Artikelbild für den Artikel "„Die Realität ändern, anstatt zu träumen“" aus der Ausgabe 3/2021 von schule. Dieses epaper sofort kaufen oder online lesen mit der Zeitschriften-Flatrate United Kiosk NEWS.

Bildquelle: schule, Ausgabe 3/2021

Prof. Dr. Detmar Meurers Computerlinguist an der Universität Tübingen, forscht seit 20 Jahren an intelligenten Tutorsystemen und computerlinguistischen Methoden für Bildungsanwendungen

Daniel Bialecki: Lassen Sie uns mit einer Begriffsklärung beginnen. Ich weiß in etwa, was künstliche Intelligenz ist – und habe dennoch bei KI immer etwas Personifiziertes oder eine Maschine mit Gesicht im Kopf. Woher kommt dieses Bild?

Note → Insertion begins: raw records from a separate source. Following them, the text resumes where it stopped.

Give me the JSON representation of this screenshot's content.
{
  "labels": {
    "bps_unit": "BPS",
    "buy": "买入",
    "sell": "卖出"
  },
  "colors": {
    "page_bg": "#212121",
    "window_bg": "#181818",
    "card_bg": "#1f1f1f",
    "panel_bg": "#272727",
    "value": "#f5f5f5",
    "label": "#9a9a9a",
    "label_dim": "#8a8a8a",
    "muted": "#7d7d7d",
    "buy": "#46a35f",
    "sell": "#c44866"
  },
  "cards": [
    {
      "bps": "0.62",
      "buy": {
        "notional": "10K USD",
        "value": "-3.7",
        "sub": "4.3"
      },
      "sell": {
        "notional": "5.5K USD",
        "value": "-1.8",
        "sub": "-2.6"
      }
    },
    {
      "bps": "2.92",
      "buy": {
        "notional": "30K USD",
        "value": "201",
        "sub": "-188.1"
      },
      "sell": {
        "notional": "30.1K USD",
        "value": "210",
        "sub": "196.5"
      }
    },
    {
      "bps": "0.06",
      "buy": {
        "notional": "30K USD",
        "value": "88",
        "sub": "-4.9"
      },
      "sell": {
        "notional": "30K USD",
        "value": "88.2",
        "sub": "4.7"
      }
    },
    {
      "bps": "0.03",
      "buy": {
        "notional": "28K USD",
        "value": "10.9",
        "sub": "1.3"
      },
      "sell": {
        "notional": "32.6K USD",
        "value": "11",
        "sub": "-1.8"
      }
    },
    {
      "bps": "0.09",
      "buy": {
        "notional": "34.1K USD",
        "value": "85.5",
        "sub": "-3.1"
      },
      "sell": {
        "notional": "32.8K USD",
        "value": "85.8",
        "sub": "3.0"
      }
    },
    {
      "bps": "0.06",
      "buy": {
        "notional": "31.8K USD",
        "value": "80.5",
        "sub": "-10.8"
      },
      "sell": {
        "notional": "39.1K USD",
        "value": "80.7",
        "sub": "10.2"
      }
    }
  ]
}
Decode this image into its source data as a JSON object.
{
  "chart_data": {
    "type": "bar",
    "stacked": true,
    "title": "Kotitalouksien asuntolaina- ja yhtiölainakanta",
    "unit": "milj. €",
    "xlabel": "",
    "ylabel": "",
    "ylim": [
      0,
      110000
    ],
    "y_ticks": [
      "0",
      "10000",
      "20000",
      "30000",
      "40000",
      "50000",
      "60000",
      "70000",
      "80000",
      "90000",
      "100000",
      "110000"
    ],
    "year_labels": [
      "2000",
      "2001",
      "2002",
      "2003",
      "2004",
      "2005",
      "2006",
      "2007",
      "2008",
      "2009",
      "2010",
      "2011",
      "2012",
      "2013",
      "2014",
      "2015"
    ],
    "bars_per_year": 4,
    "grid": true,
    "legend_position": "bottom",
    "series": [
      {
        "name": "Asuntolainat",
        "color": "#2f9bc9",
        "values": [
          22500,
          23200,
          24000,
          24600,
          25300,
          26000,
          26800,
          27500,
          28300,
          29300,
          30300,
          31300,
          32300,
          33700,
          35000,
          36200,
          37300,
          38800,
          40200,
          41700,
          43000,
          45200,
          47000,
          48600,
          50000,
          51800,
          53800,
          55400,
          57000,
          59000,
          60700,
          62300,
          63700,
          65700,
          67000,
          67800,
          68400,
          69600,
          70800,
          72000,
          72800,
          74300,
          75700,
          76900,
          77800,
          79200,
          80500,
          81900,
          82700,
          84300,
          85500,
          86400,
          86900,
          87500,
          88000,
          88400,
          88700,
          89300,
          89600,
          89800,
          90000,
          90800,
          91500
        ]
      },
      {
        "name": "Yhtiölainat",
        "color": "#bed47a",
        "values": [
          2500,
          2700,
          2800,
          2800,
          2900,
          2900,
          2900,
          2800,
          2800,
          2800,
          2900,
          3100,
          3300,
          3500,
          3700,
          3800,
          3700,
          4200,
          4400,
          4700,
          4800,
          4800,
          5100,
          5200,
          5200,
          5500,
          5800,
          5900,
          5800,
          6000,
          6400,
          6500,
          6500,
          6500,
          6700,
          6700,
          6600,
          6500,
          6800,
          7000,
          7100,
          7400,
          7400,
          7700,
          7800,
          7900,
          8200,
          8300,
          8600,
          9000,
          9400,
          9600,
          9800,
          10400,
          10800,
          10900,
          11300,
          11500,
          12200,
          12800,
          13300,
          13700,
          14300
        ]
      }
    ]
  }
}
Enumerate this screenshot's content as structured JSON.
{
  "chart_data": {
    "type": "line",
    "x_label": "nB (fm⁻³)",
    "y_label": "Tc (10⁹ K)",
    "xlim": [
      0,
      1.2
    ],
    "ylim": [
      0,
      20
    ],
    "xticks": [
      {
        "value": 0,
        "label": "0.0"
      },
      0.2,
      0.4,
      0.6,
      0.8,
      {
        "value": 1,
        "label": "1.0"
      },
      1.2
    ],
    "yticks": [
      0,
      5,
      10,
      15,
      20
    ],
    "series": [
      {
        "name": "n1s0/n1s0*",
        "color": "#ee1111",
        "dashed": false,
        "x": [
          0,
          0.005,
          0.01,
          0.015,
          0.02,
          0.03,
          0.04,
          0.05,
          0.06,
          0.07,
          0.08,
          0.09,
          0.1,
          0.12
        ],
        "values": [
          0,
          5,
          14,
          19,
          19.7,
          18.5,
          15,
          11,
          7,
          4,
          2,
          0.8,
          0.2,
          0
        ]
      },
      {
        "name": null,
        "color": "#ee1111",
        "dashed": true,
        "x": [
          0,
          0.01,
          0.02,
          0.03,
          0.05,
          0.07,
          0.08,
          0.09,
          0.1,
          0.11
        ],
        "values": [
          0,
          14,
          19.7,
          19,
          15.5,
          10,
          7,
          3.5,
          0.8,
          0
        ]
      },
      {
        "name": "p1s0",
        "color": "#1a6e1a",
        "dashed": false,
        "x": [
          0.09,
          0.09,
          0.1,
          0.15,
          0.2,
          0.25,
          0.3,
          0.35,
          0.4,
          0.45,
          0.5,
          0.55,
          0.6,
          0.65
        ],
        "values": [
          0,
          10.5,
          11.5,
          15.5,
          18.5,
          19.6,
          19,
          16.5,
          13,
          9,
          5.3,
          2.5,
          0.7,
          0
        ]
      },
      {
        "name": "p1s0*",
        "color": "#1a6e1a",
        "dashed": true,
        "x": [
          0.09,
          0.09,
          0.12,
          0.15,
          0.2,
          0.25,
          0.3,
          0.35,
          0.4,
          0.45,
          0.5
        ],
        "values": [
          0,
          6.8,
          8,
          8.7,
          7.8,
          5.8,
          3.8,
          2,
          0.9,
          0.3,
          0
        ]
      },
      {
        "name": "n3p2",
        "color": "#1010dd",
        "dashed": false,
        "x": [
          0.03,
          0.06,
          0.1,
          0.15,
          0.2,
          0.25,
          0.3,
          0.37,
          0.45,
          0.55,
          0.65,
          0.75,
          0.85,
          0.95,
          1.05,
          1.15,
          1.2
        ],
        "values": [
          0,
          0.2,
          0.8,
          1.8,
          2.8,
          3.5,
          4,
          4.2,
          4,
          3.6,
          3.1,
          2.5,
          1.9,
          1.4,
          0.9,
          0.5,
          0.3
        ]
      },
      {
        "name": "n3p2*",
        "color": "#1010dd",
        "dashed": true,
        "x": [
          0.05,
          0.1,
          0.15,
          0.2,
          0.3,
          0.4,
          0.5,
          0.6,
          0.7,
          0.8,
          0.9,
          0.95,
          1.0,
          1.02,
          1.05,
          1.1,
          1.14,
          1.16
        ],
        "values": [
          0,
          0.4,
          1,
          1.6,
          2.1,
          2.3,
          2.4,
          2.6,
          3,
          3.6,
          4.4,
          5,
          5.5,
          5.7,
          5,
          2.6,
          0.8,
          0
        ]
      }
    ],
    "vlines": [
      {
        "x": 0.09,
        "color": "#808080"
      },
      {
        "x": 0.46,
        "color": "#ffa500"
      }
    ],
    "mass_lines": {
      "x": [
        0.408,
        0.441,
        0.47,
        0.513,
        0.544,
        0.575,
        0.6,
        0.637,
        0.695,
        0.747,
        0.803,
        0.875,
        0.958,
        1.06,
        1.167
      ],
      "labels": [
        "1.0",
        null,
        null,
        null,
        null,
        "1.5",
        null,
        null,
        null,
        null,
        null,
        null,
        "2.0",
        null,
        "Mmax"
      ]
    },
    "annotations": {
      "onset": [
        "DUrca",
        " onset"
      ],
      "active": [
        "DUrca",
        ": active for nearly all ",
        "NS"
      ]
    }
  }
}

Detmar Meurers: Künstlich erschaffene Intelligenz wird oft als mechanisches Wesen dargestellt. Das geht dann auch leicht schief, und die nächste Generation der von uns Menschen geschaffenen Wesen übernimmt die Erde. Marvin Minsky, einer DER Pioniere für KI, soll ja gesagt haben: „Wenn wir Glück haben, werden uns die Roboter als Haustiere behalten.“ Das größte Missverständnis an KI ist immer, dass KI auf Roboter bezogen wird. KI ist grundsätzlich erst mal nicht verbunden mit Robotern, sondern verbunden mit intelligenten Leistungen. Und damit ein Computer solche Leistungen hinbekommt, für die ein Mensch Intelligenz braucht, benötigt man Software, nicht einen ...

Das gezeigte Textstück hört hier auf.